Reinholz received a Bachelor of Arts degree from William Jewell College, located in Liberty, Missouri; and a Master of Fine Arts degree in theatre from Cornell University, located in Ithaca, New York.

He is an enrolled member of the Choctaw Nation. His grandmother was also a member of the Choctaw nation and asked for his enrollment. He learned about his ancestry from his visits with his grandparents who lived in Durant, Oklahoma.
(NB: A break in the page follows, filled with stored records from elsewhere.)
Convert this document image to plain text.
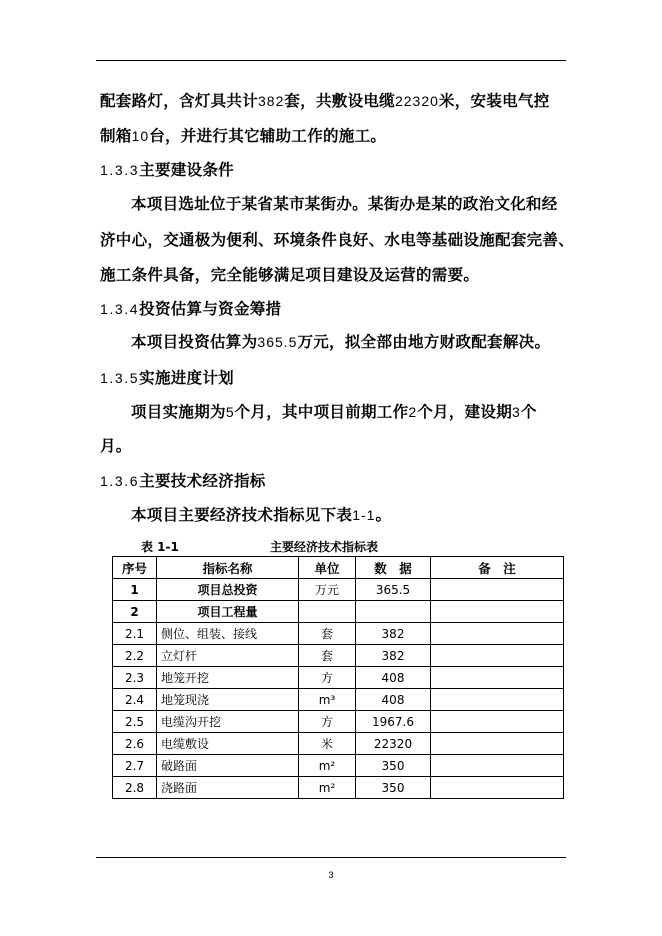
配套路灯，含灯具共计382套，共敷设电缆22320米，安装电气控
制箱10台，并进行其它辅助工作的施工。
1.3.3主要建设条件
本项目选址位于某省某市某街办。某街办是某的政治文化和经
济中心，交通极为便利、环境条件良好、水电等基础设施配套完善、
施工条件具备，完全能够满足项目建设及运营的需要。
1.3.4投资估算与资金筹措
本项目投资估算为365.5万元，拟全部由地方财政配套解决。
1.3.5实施进度计划
项目实施期为5个月，其中项目前期工作2个月，建设期3个
月。
1.3.6主要技术经济指标
本项目主要经济技术指标见下表1-1。
表 1-1	主要经济技术指标表
序号	指标名称	单位	数　据	备　注
1	项目总投资	万元	365.5	
2	项目工程量			
2.1	侧位、组装、接线	套	382	
2.2	立灯杆	套	382	
2.3	地笼开挖	方	408	
2.4	地笼现浇	m³	408	
2.5	电缆沟开挖	方	1967.6	
2.6	电缆敷设	米	22320	
2.7	破路面	m²	350	
2.8	浇路面	m²	350	
3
Reinholz himself, lived in several small midwest town growing up in Missouri, North Dakota, and Texas.

== Career ==
In 1989, Reinholz played Adam Scott on the NBC soap opera Days of Our Lives.

Reinholz has directed more than seventy-five productions across the U.S., Australia, and Canada.

In 1993, he and his wife, Jean Bruce Scott, co-founded Native Voices, a theatre company at the Autry Museum of the American West dedicated to producing new work by indigenous playwrights.

For a decade, he led the acting program at San Diego State University's School of Theatre, Television, and Film, becoming its director in 2007. In 2012, he was appointed Director of Community Engagement and Innovative Programs for the College of Professional Studies and Fine Arts at SDSU.

Reinholz's play Off the Rails, an adaptation of Shakespeare's Measure for Measure from a Nativeź-American perspective, was produced by Native Voices in 2015. In 2017, it became the first play by a native writer to be presented by the Oregon Shakespeare Festival.